Sunday, March 21, 2021

Thought for the Day - The Overarching Goal Pulls You Up, The Minimum Expectation Keep You Stuck

 In all relationships, there is bound to be conflict. Everyone wants the relationship to work in a particular way but no one knows how. Magically, we hope that just being in a relationship will take care of the relationship. So a relationship, or a marriage, begins on the premise that the highest ideals are agreed upon (if one is hearing what the priest is saying) and that everyone understands it and will let the relationship take care of itself.


What I am hinting at is that most times we don't even know what the relationship is for. I see a car, and someone opens the door and I sit inside and hope it takes me where I want.

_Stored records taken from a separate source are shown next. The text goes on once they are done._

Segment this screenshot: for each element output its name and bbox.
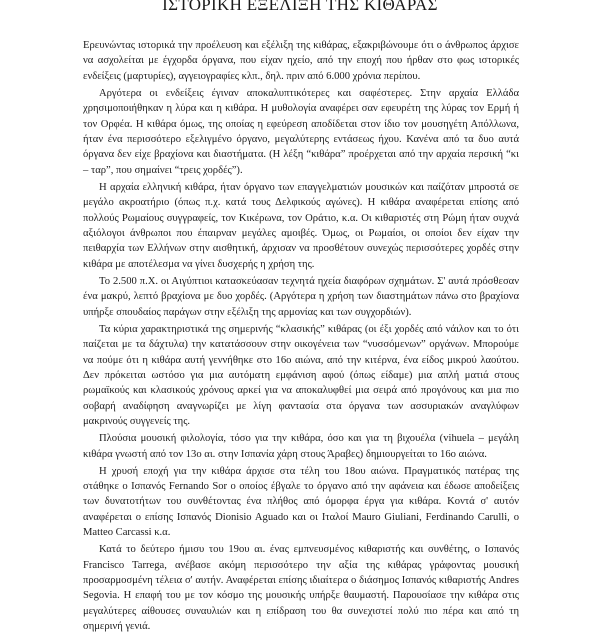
paragraph-egyptians: Το 2.500 π.Χ. οι Αιγύπτιοι κατασκεύασαν τεχνητά ηχεία διαφόρων σχημάτων. Σ' αυτά πρόσθεσαν ένα μακρύ, λεπτό βραχίονα με δυο χορδές. (Αργότερα η χρήση των διαστημάτων πάνω στο βραχίονα υπήρξε σπουδαίος παράγων στην εξέλιξη της αρμονίας και των συγχορδιών). [83, 275, 519, 318]
paragraph-greek-roman-kithara: Η αρχαία ελληνική κιθάρα, ήταν όργανο των επαγγελματιών μουσικών και παίζόταν μπροστά σε μεγάλο ακροατήριο (όπως π.χ. κατά τους Δελφικούς αγώνες). Η κιθάρα αναφέρεται επίσης από πολλούς Ρωμαίους συγγραφείς, τον Κικέρωνα, τον Οράτιο, κ.α. Οι κιθαριστές στη Ρώμη ήταν συχνά αξιόλογοι άνθρωποι που έπαιρναν μεγάλες αμοιβές. Όμως, οι Ρωμαίοι, οι οποίοι δεν είχαν την πειθαρχία των Ελλήνων στην αισθητική, άρχισαν να προσθέτουν συνεχώς περισσότερες χορδές στην κιθάρα με αποτέλεσμα να γίνει δυσχερής η χρήση της. [83, 181, 519, 270]
page-title: ΙΣΤΟΡΙΚΗ ΕΞΕΛΙΞΗ ΤΗΣ ΚΙΘΑΡΑΣ [162, 0, 438, 14]
paragraph-golden-age: Η χρυσή εποχή για την κιθάρα άρχισε στα τέλη του 18ου αιώνα. Πραγματικός πατέρας της στάθηκε ο Ισπανός Fernando Sor ο οποίος έβγαλε το όργανο από την αφάνεια και έδωσε αποδείξεις των δυνατοτήτων του συνθέτοντας ένα πλήθος από όμορφα έργα για κιθάρα. Κοντά σ' αυτόν αναφέρεται ο επίσης Ισπανός Dionisio Aguado και οι Ιταλοί Mauro Giuliani, Ferdinando Carulli, ο Matteo Carcassi κ.α. [83, 465, 519, 539]
body-text [83, 38, 519, 636]
paragraph-ancient-greece: Αργότερα οι ενδείξεις έγιναν αποκαλυπτικότερες και σαφέστερες. Στην αρχαία Ελλάδα χρησιμοποιήθηκαν η λύρα και η κιθάρα. Η μυθολογία αναφέρει σαν εφευρέτη της λύρας τον Ερμή ή τον Ορφέα. Η κιθάρα όμως, της οποίας η εφεύρεση αποδίδεται στον ίδιο τον μουσηγέτη Απόλλωνα, ήταν ένα περισσότερο εξελιγμένο όργανο, μεγαλύτερης εντάσεως ήχου. Κανένα από τα δυο αυτά όργανα δεν είχε βραχίονα και διαστήματα. (Η λέξη “κιθάρα” προέρχεται από την αρχαία περσική “κι – ταρ”, που σημαίνει “τρεις χορδές”). [83, 87, 519, 176]
paragraph-tarrega-segovia: Κατά το δεύτερο ήμισυ του 19ου αι. ένας εμπνευσμένος κιθαριστής και συνθέτης, ο Ισπανός Francisco Tarrega, ανέβασε ακόμη περισσότερο την αξία της κιθάρας γράφοντας μουσική προσαρμοσμένη τέλεια σ' αυτήν. Αναφέρεται επίσης ιδιαίτερα ο διάσημος Ισπανός κιθαριστής Andres Segovia. Η επαφή του με τον κόσμο της μουσικής υπήρξε θαυμαστή. Παρουσίασε την κιθάρα στις μεγαλύτερες αίθουσες συναυλιών και η επίδραση του θα συνεχιστεί πολύ πιο πέρα και από τη σημερινή γενιά. [83, 544, 519, 633]
paragraph-vihuela: Πλούσια μουσική φιλολογία, τόσο για την κιθάρα, όσο και για τη βιχουέλα (vihuela – μεγάλη κιθάρα γνωστή από τον 13ο αι. στην Ισπανία χάρη στους Άραβες) δημιουργείται το 16ο αιώνα. [83, 433, 519, 460]
paragraph-classical-guitar: Τα κύρια χαρακτηριστικά της σημερινής “κλασικής” κιθάρας (οι έξι χορδές από νάιλον και το ότι παίζεται με τα δάχτυλα) την κατατάσσουν στην οικογένεια των “νυσσόμενων” οργάνων. Μπορούμε να πούμε ότι η κιθάρα αυτή γεννήθηκε στο 16ο αιώνα, από την κιτέρνα, ένα είδος μικρού λαούτου. Δεν πρόκειται ωστόσο για μια αυτόματη εμφάνιση αφού (όπως είδαμε) μια απλή ματιά στους ρωμαϊκούς και κλασικούς χρόνους αρκεί για να αποκαλυφθεί μια σειρά από προγόνους και μια πιο σοβαρή αναδίφηση αναγνωρίζει με λίγη φαντασία στα όργανα των ασσυριακών αναγλύφων μακρινούς συγγενείς της. [83, 323, 519, 428]
paragraph-origins: Ερευνώντας ιστορικά την προέλευση και εξέλιξη της κιθάρας, εξακριβώνουμε ότι ο άνθρωπος άρχισε να ασχολείται με έγχορδα όργανα, που είχαν ηχείο, από την εποχή που ήρθαν στο φως ιστορικές ενδείξεις (μαρτυρίες), αγγειογραφίες κλπ., δηλ. πριν από 6.000 χρόνια περίπου. [83, 40, 519, 82]
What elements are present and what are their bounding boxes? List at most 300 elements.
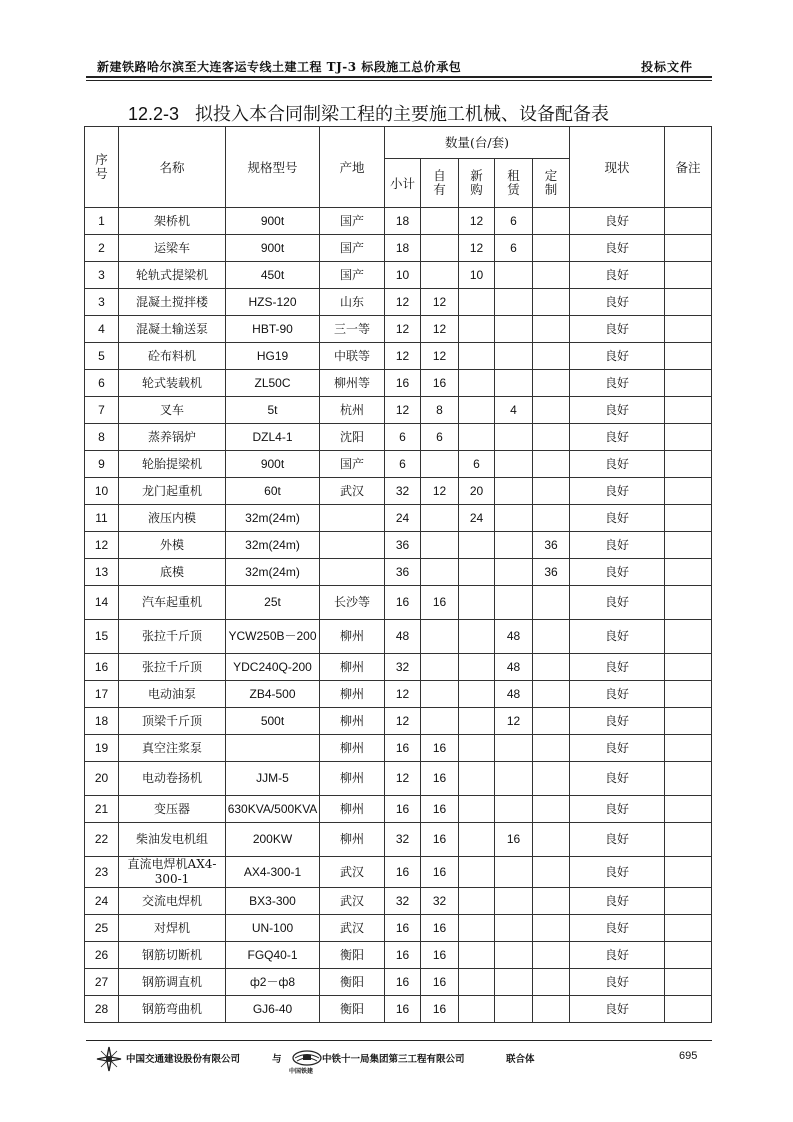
cell-origin: 国产 — [320, 208, 385, 235]
cell-status: 良好 — [570, 235, 665, 262]
cell-spec: 32m(24m) — [226, 505, 320, 532]
equipment-table — [84, 126, 712, 1023]
cell-status: 良好 — [570, 424, 665, 451]
cell-status: 良好 — [570, 888, 665, 915]
cell-seq: 17 — [85, 681, 119, 708]
cell-new-purchase: 6 — [459, 451, 495, 478]
table-row — [85, 681, 712, 708]
cell-seq: 7 — [85, 397, 119, 424]
cell-owned: 32 — [421, 888, 459, 915]
cell-subtotal: 18 — [385, 235, 421, 262]
cell-seq: 15 — [85, 620, 119, 654]
cell-new-purchase — [459, 857, 495, 888]
cell-status: 良好 — [570, 796, 665, 823]
cell-custom — [533, 262, 570, 289]
cell-status: 良好 — [570, 915, 665, 942]
cell-remark — [665, 823, 712, 857]
cell-spec: DZL4-1 — [226, 424, 320, 451]
cell-new-purchase — [459, 969, 495, 996]
cell-owned: 16 — [421, 969, 459, 996]
cell-name: 真空注浆泵 — [119, 735, 226, 762]
cell-custom: 36 — [533, 559, 570, 586]
cell-remark — [665, 478, 712, 505]
table-row — [85, 586, 712, 620]
cell-remark — [665, 343, 712, 370]
col-new-purchase: 新购 — [459, 159, 495, 208]
cell-lease — [495, 762, 533, 796]
col-subtotal: 小计 — [385, 159, 421, 208]
cell-owned — [421, 620, 459, 654]
cell-status: 良好 — [570, 708, 665, 735]
cell-seq: 3 — [85, 289, 119, 316]
cell-new-purchase: 10 — [459, 262, 495, 289]
cell-name: 顶梁千斤顶 — [119, 708, 226, 735]
cell-custom — [533, 823, 570, 857]
table-row — [85, 915, 712, 942]
cell-lease — [495, 857, 533, 888]
cell-owned: 16 — [421, 735, 459, 762]
title-text: 拟投入本合同制梁工程的主要施工机械、设备配备表 — [195, 104, 610, 125]
cell-subtotal: 36 — [385, 532, 421, 559]
cell-lease: 6 — [495, 208, 533, 235]
cell-remark — [665, 208, 712, 235]
cell-subtotal: 36 — [385, 559, 421, 586]
table-row — [85, 620, 712, 654]
cell-remark — [665, 857, 712, 888]
cell-lease — [495, 996, 533, 1023]
header-doc-type: 投标文件 — [641, 60, 694, 74]
cell-name: 底模 — [119, 559, 226, 586]
cell-subtotal: 6 — [385, 424, 421, 451]
cell-lease — [495, 343, 533, 370]
cell-status: 良好 — [570, 654, 665, 681]
cell-seq: 3 — [85, 262, 119, 289]
cell-lease — [495, 969, 533, 996]
cell-name: 钢筋调直机 — [119, 969, 226, 996]
cell-remark — [665, 888, 712, 915]
cell-owned — [421, 262, 459, 289]
cell-new-purchase — [459, 942, 495, 969]
cell-owned: 12 — [421, 478, 459, 505]
cell-new-purchase — [459, 996, 495, 1023]
cell-name: 蒸养锅炉 — [119, 424, 226, 451]
cell-owned: 16 — [421, 586, 459, 620]
cell-custom — [533, 762, 570, 796]
cell-remark — [665, 262, 712, 289]
cell-subtotal: 16 — [385, 942, 421, 969]
cell-owned — [421, 559, 459, 586]
cell-custom — [533, 915, 570, 942]
cell-seq: 4 — [85, 316, 119, 343]
cell-subtotal: 32 — [385, 888, 421, 915]
cell-origin: 柳州等 — [320, 370, 385, 397]
cell-new-purchase: 20 — [459, 478, 495, 505]
cell-lease: 48 — [495, 620, 533, 654]
cell-custom — [533, 451, 570, 478]
col-quantity-group: 数量(台/套) — [385, 127, 570, 159]
cell-new-purchase — [459, 762, 495, 796]
cell-lease — [495, 478, 533, 505]
cell-subtotal: 12 — [385, 397, 421, 424]
cell-subtotal: 16 — [385, 996, 421, 1023]
cell-spec: 60t — [226, 478, 320, 505]
cell-seq: 16 — [85, 654, 119, 681]
cell-name: 电动油泵 — [119, 681, 226, 708]
cell-origin: 柳州 — [320, 796, 385, 823]
cell-lease: 12 — [495, 708, 533, 735]
cell-lease — [495, 532, 533, 559]
col-remark: 备注 — [665, 127, 712, 208]
cell-remark — [665, 316, 712, 343]
cell-origin — [320, 532, 385, 559]
cell-lease: 48 — [495, 681, 533, 708]
cell-subtotal: 24 — [385, 505, 421, 532]
cell-origin: 武汉 — [320, 888, 385, 915]
crcc-logo-caption: 中国铁建 — [289, 1068, 314, 1075]
cell-seq: 11 — [85, 505, 119, 532]
cell-subtotal: 16 — [385, 915, 421, 942]
cell-subtotal: 16 — [385, 370, 421, 397]
cell-spec: ZL50C — [226, 370, 320, 397]
cell-status: 良好 — [570, 823, 665, 857]
cell-custom — [533, 708, 570, 735]
cell-remark — [665, 915, 712, 942]
cell-spec: BX3-300 — [226, 888, 320, 915]
cell-subtotal: 32 — [385, 478, 421, 505]
table-row — [85, 289, 712, 316]
cell-remark — [665, 735, 712, 762]
cell-new-purchase — [459, 586, 495, 620]
cell-remark — [665, 681, 712, 708]
ccc-logo-icon — [96, 1046, 122, 1072]
cell-owned: 8 — [421, 397, 459, 424]
cell-subtotal: 48 — [385, 620, 421, 654]
cell-owned: 16 — [421, 996, 459, 1023]
cell-owned: 12 — [421, 316, 459, 343]
cell-owned — [421, 708, 459, 735]
cell-spec: ф2－ф8 — [226, 969, 320, 996]
cell-owned — [421, 505, 459, 532]
cell-custom — [533, 735, 570, 762]
cell-seq: 21 — [85, 796, 119, 823]
cell-seq: 13 — [85, 559, 119, 586]
cell-name: 柴油发电机组 — [119, 823, 226, 857]
col-owned: 自有 — [421, 159, 459, 208]
table-row — [85, 996, 712, 1023]
cell-name: 架桥机 — [119, 208, 226, 235]
table-row — [85, 857, 712, 888]
cell-status: 良好 — [570, 681, 665, 708]
cell-lease: 16 — [495, 823, 533, 857]
cell-spec: 630KVA/500KVA — [226, 796, 320, 823]
cell-name: 张拉千斤顶 — [119, 620, 226, 654]
cell-seq: 14 — [85, 586, 119, 620]
cell-custom — [533, 343, 570, 370]
cell-seq: 23 — [85, 857, 119, 888]
cell-seq: 24 — [85, 888, 119, 915]
cell-name: 混凝土输送泵 — [119, 316, 226, 343]
cell-origin: 中联等 — [320, 343, 385, 370]
cell-spec: 900t — [226, 451, 320, 478]
cell-spec: JJM-5 — [226, 762, 320, 796]
cell-status: 良好 — [570, 505, 665, 532]
page-title — [128, 100, 609, 126]
cell-seq: 5 — [85, 343, 119, 370]
cell-origin: 衡阳 — [320, 996, 385, 1023]
cell-new-purchase — [459, 316, 495, 343]
cell-name: 对焊机 — [119, 915, 226, 942]
cell-lease — [495, 735, 533, 762]
cell-new-purchase — [459, 559, 495, 586]
cell-spec: 500t — [226, 708, 320, 735]
header-project-title: 新建铁路哈尔滨至大连客运专线土建工程 TJ-3 标段施工总价承包 — [97, 60, 462, 74]
cell-spec: 450t — [226, 262, 320, 289]
table-row — [85, 235, 712, 262]
cell-origin: 国产 — [320, 262, 385, 289]
cell-name: 轮式装载机 — [119, 370, 226, 397]
cell-custom — [533, 796, 570, 823]
cell-status: 良好 — [570, 857, 665, 888]
cell-name: 砼布料机 — [119, 343, 226, 370]
cell-subtotal: 16 — [385, 969, 421, 996]
cell-new-purchase — [459, 620, 495, 654]
cell-name: 外模 — [119, 532, 226, 559]
table-row — [85, 262, 712, 289]
cell-spec: YDC240Q-200 — [226, 654, 320, 681]
cell-name: 混凝土搅拌楼 — [119, 289, 226, 316]
cell-remark — [665, 708, 712, 735]
cell-subtotal: 12 — [385, 343, 421, 370]
cell-remark — [665, 424, 712, 451]
cell-origin: 柳州 — [320, 823, 385, 857]
table-row — [85, 796, 712, 823]
cell-origin: 三一等 — [320, 316, 385, 343]
cell-origin: 柳州 — [320, 708, 385, 735]
cell-custom — [533, 316, 570, 343]
cell-remark — [665, 796, 712, 823]
cell-origin: 武汉 — [320, 915, 385, 942]
cell-subtotal: 16 — [385, 586, 421, 620]
cell-seq: 19 — [85, 735, 119, 762]
cell-status: 良好 — [570, 996, 665, 1023]
cell-subtotal: 6 — [385, 451, 421, 478]
cell-lease — [495, 586, 533, 620]
table-row — [85, 208, 712, 235]
cell-origin: 柳州 — [320, 762, 385, 796]
cell-subtotal: 18 — [385, 208, 421, 235]
cell-seq: 12 — [85, 532, 119, 559]
cell-status: 良好 — [570, 735, 665, 762]
col-status: 现状 — [570, 127, 665, 208]
cell-seq: 8 — [85, 424, 119, 451]
cell-name: 钢筋弯曲机 — [119, 996, 226, 1023]
table-row — [85, 969, 712, 996]
cell-custom — [533, 996, 570, 1023]
cell-custom — [533, 620, 570, 654]
cell-seq: 26 — [85, 942, 119, 969]
cell-new-purchase: 24 — [459, 505, 495, 532]
table-row — [85, 823, 712, 857]
cell-lease — [495, 316, 533, 343]
cell-seq: 22 — [85, 823, 119, 857]
cell-lease — [495, 289, 533, 316]
cell-new-purchase — [459, 424, 495, 451]
header-divider-thin — [86, 80, 712, 81]
cell-status: 良好 — [570, 532, 665, 559]
cell-seq: 9 — [85, 451, 119, 478]
cell-owned: 12 — [421, 343, 459, 370]
cell-new-purchase — [459, 888, 495, 915]
cell-spec: AX4-300-1 — [226, 857, 320, 888]
cell-subtotal: 12 — [385, 681, 421, 708]
cell-lease: 6 — [495, 235, 533, 262]
cell-name: 交流电焊机 — [119, 888, 226, 915]
cell-owned: 16 — [421, 370, 459, 397]
header-divider — [86, 76, 712, 78]
cell-status: 良好 — [570, 316, 665, 343]
cell-name: 汽车起重机 — [119, 586, 226, 620]
table-row — [85, 735, 712, 762]
cell-status: 良好 — [570, 620, 665, 654]
col-lease: 租赁 — [495, 159, 533, 208]
cell-subtotal: 32 — [385, 823, 421, 857]
cell-owned: 16 — [421, 823, 459, 857]
cell-origin: 柳州 — [320, 681, 385, 708]
cell-origin: 柳州 — [320, 654, 385, 681]
col-origin: 产地 — [320, 127, 385, 208]
cell-new-purchase — [459, 397, 495, 424]
cell-custom — [533, 370, 570, 397]
footer — [96, 1046, 712, 1075]
cell-subtotal: 12 — [385, 762, 421, 796]
cell-status: 良好 — [570, 762, 665, 796]
page-number: 695 — [679, 1050, 698, 1062]
cell-lease — [495, 424, 533, 451]
col-spec: 规格型号 — [226, 127, 320, 208]
cell-custom — [533, 478, 570, 505]
table-row — [85, 370, 712, 397]
table-body — [85, 208, 712, 1023]
cell-status: 良好 — [570, 559, 665, 586]
cell-remark — [665, 942, 712, 969]
table-row — [85, 708, 712, 735]
cell-origin: 武汉 — [320, 478, 385, 505]
cell-subtotal: 12 — [385, 708, 421, 735]
cell-spec: 5t — [226, 397, 320, 424]
cell-origin — [320, 505, 385, 532]
cell-seq: 10 — [85, 478, 119, 505]
cell-remark — [665, 586, 712, 620]
cell-lease: 48 — [495, 654, 533, 681]
cell-remark — [665, 762, 712, 796]
cell-name: 液压内模 — [119, 505, 226, 532]
footer-company-1: 中国交通建设股份有限公司 — [126, 1054, 241, 1065]
cell-status: 良好 — [570, 969, 665, 996]
cell-origin: 武汉 — [320, 857, 385, 888]
cell-name: 电动卷扬机 — [119, 762, 226, 796]
cell-origin — [320, 559, 385, 586]
cell-name: 轮轨式提梁机 — [119, 262, 226, 289]
cell-remark — [665, 532, 712, 559]
table-row — [85, 888, 712, 915]
cell-new-purchase — [459, 915, 495, 942]
cell-custom: 36 — [533, 532, 570, 559]
cell-custom — [533, 888, 570, 915]
cell-status: 良好 — [570, 208, 665, 235]
cell-status: 良好 — [570, 343, 665, 370]
cell-origin: 国产 — [320, 451, 385, 478]
cell-remark — [665, 370, 712, 397]
cell-name: 钢筋切断机 — [119, 942, 226, 969]
cell-name: 叉车 — [119, 397, 226, 424]
cell-spec: 200KW — [226, 823, 320, 857]
cell-spec: 32m(24m) — [226, 559, 320, 586]
cell-new-purchase — [459, 708, 495, 735]
table-row — [85, 424, 712, 451]
cell-seq: 28 — [85, 996, 119, 1023]
cell-custom — [533, 969, 570, 996]
cell-lease — [495, 451, 533, 478]
cell-seq: 27 — [85, 969, 119, 996]
cell-owned — [421, 208, 459, 235]
cell-new-purchase — [459, 654, 495, 681]
cell-spec: UN-100 — [226, 915, 320, 942]
cell-name: 轮胎提梁机 — [119, 451, 226, 478]
cell-new-purchase — [459, 823, 495, 857]
cell-lease — [495, 888, 533, 915]
cell-owned: 16 — [421, 915, 459, 942]
cell-status: 良好 — [570, 289, 665, 316]
table-row — [85, 942, 712, 969]
cell-subtotal: 16 — [385, 735, 421, 762]
table-row — [85, 397, 712, 424]
cell-status: 良好 — [570, 478, 665, 505]
cell-remark — [665, 505, 712, 532]
cell-new-purchase — [459, 370, 495, 397]
cell-custom — [533, 289, 570, 316]
cell-remark — [665, 235, 712, 262]
cell-remark — [665, 559, 712, 586]
cell-subtotal: 16 — [385, 796, 421, 823]
cell-new-purchase: 12 — [459, 208, 495, 235]
cell-lease — [495, 370, 533, 397]
cell-new-purchase — [459, 796, 495, 823]
table-row — [85, 762, 712, 796]
cell-spec: ZB4-500 — [226, 681, 320, 708]
cell-seq: 6 — [85, 370, 119, 397]
col-name: 名称 — [119, 127, 226, 208]
cell-spec: 900t — [226, 208, 320, 235]
cell-origin: 衡阳 — [320, 969, 385, 996]
cell-origin: 山东 — [320, 289, 385, 316]
cell-owned: 16 — [421, 857, 459, 888]
table-row — [85, 654, 712, 681]
cell-subtotal: 32 — [385, 654, 421, 681]
cell-remark — [665, 397, 712, 424]
cell-spec: HZS-120 — [226, 289, 320, 316]
table-row — [85, 451, 712, 478]
cell-spec: 25t — [226, 586, 320, 620]
cell-lease — [495, 796, 533, 823]
cell-remark — [665, 969, 712, 996]
cell-spec: 900t — [226, 235, 320, 262]
cell-name: 变压器 — [119, 796, 226, 823]
table-row — [85, 559, 712, 586]
table-row — [85, 343, 712, 370]
cell-owned — [421, 681, 459, 708]
cell-spec: FGQ40-1 — [226, 942, 320, 969]
cell-name: 张拉千斤顶 — [119, 654, 226, 681]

In more formal relationships the parties concerned set out some expectations. For example, jobs, where they give you a role, and say that these are the expectations from you. Anyone who has worked in an organisation knows how deliciously vague these roles are - most times we need to set our own expectations and hope that they match our bosses. In whichever case, everyone here is talking only of baseline expectations. Do this, and you won't get fired.

That's no way to reach our potential. A basic contract can make us tick items off and get some clarity, and maybe a good starting point, but if it becomes the blueprint, then it becomes rather limiting because then both parties are only going to hanker over the finer points, and over who was right - on a baseline level. This is the least amount of growth, this is survival strategy at play.

The other way to look at it is to set your own goals. Any relationship has two components - the individuals and the relationship. In its simplest form, if the two agree to set themselves a goal of 

- 'contributing towards making the relationship reach the highest potential it can, and also help each other reach their highest individual potential', 

it becomes a fine aspirational goal or premise. 

Now there are several advantages to this.

First, we own our premise, which means we will work towards it. Secondly, it is clearly towards everybody's highest good so everyone gains and benefits by committing to this shared vision or goal. Thirdly, a shared vision like this enables us to see the entire relationship from a higher vantage where smaller issues do not become the main cause of bickering, but in the larger scheme of things, even bigger issues get resolved because of the overarching premise. Lastly, the overarching premise becomes the beacon on the road and guides you when you slip and fail and do what is right by one another and the relationship.

Have a minimum expectation, but don't let that limit you at a petty level. You are capable of much more. Set an overarching goal, vision, premise for your relationship, the best version it can be and what it can do to you, and make it work for you. Bring on the magic on the relationship, the highest potential it has.